Topical oxygen has been used for the treatment of chronic wounds for more than 50 years. Its effectiveness remains disputed due to the limited number of robust high-quality investigations. The aim of this study was to assess the efficacy of multimodality cyclical pressure Topical Wound Oxygen (TWO2) home care therapy in healing refractory diabetic foot ulcers (DFUs) that had failed to heal with standard of care (SOC) alone.

RESEARCH DESIGN AND METHODS

Patients with diabetes and chronic DFUs were randomized (double-blind) to either active TWO2 therapy or sham control therapy—both in addition to optimal SOC. The primary outcome was the percentage of ulcers in each group achieving 100% healing at 12 weeks.

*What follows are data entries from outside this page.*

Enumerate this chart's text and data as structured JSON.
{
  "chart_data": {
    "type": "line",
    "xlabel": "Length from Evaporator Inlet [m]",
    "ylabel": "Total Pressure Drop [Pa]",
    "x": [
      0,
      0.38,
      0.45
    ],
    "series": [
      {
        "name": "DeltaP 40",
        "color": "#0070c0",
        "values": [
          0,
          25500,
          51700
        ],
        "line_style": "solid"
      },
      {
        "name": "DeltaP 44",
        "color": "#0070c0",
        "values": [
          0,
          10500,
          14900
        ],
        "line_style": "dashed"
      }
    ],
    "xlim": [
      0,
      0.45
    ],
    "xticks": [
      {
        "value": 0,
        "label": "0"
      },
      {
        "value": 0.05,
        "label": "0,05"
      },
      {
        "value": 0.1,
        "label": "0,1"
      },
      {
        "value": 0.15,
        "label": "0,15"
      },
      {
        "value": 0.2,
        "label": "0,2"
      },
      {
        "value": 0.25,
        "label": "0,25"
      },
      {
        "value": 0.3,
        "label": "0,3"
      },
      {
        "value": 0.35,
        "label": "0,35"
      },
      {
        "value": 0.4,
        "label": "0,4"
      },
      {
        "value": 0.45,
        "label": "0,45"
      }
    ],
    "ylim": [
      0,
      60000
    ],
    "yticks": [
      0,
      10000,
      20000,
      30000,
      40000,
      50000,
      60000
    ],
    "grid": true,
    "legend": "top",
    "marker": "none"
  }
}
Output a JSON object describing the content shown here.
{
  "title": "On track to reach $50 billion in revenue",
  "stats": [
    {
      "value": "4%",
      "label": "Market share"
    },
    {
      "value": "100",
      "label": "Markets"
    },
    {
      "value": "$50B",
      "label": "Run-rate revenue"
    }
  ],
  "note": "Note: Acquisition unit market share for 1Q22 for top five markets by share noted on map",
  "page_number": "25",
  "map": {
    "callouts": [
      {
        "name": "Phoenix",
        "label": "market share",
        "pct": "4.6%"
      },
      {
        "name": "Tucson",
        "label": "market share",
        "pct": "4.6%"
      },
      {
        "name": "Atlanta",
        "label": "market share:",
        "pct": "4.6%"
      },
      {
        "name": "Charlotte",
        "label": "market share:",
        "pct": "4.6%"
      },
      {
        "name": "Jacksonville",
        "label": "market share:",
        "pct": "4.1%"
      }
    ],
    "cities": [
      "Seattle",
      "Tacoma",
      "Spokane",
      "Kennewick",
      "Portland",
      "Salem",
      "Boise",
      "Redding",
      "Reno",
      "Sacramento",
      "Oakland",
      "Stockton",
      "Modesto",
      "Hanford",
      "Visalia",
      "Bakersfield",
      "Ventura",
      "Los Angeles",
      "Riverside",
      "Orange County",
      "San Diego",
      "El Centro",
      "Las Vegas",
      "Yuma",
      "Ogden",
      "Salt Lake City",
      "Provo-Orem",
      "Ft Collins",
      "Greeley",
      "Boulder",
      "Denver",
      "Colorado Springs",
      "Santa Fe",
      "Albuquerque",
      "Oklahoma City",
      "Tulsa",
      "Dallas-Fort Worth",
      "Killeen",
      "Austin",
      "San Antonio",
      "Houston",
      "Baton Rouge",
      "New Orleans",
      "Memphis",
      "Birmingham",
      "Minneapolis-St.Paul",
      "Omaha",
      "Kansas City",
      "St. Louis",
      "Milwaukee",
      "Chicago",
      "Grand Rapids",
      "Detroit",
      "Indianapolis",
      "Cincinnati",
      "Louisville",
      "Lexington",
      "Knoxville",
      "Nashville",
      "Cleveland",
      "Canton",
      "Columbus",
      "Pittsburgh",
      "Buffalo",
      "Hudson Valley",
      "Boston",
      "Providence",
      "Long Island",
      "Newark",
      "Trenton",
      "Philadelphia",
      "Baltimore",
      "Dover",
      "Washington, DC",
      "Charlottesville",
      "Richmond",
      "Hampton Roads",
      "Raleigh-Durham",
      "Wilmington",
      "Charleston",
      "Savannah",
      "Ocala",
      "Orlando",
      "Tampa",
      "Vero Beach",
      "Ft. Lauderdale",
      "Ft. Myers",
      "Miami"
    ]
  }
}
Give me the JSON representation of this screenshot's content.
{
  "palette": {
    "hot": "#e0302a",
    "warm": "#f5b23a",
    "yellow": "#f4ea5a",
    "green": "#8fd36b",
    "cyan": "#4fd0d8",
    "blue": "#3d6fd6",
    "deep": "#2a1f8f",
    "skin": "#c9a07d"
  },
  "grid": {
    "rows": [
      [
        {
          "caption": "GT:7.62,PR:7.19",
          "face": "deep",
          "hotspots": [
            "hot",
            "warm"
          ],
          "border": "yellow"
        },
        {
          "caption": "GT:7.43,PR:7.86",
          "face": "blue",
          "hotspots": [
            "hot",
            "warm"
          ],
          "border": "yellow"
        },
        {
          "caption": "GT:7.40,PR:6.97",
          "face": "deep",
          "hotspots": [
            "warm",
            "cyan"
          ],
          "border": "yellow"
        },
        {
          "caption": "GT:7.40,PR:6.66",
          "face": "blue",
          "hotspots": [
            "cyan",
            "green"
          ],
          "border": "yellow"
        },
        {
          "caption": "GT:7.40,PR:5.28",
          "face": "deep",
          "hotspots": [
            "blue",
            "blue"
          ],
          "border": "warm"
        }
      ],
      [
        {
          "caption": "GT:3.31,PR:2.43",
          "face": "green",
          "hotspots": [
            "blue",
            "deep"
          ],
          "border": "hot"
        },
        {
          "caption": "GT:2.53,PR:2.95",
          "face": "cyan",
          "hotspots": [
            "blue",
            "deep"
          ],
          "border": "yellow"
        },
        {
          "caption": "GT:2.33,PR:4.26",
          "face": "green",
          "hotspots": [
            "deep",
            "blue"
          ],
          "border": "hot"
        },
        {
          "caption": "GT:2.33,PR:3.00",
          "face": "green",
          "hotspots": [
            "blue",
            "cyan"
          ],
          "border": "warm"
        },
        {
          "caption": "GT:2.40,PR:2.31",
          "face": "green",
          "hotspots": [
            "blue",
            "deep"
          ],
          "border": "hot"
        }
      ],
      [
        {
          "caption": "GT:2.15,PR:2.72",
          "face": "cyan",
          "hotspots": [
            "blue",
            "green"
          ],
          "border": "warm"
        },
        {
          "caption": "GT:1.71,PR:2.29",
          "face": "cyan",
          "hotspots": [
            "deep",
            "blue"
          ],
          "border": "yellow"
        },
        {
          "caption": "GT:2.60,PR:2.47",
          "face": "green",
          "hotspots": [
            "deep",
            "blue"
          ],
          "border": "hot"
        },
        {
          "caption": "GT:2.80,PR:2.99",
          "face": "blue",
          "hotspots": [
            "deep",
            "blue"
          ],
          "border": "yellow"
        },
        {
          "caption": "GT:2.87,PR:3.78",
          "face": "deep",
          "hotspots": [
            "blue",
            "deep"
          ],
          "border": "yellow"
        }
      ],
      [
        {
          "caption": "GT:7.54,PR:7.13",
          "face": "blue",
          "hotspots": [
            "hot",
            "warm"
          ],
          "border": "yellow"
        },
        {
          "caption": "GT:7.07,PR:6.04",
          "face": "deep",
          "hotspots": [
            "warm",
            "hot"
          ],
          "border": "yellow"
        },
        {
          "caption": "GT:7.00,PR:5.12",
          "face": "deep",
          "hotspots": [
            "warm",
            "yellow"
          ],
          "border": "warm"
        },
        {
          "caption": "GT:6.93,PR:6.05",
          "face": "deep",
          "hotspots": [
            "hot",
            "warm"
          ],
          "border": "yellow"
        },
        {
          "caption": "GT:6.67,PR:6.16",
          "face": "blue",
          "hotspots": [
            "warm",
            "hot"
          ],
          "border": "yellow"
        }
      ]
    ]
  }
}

A group sequential design was used for the study with three predetermined analyses and hard stopping rules once 73, 146, and ultimately 220 patients completed the 12-week treatment phase.

RESULTS

At the first analysis point, the active TWO2 arm was found to be superior to the sham arm, with a closure rate of 41.7% compared with 13.5%. This difference in outcome produced an odds ratio (OR) of 4.57 (97.8% CI 1.19, 17.57), P = 0.010. After adjustment for University of Texas Classification (UTC) ulcer grade, the OR increased to 6.00 (97.8% CI 1.44, 24.93), P = 0.004. Cox proportional hazards modeling, also after adjustment for UTC grade, demonstrated >4.5 times the likelihood to heal DFUs over 12 weeks compared with the sham arm with a hazard ratio of 4.66 (97.8% CI 1.36, 15.98), P = 0.004. At 12 months postenrollment, 56% of active arm ulcers were closed compared with 27% of the sham arm ulcers (P = 0.013).

CONCLUSIONS

This sham-controlled, double-blind randomized controlled trial demonstrates that, at both 12 weeks and 12 months, adjunctive cyclical pressurized TWO2 therapy was superior in healing chronic DFUs compared with optimal SOC alone.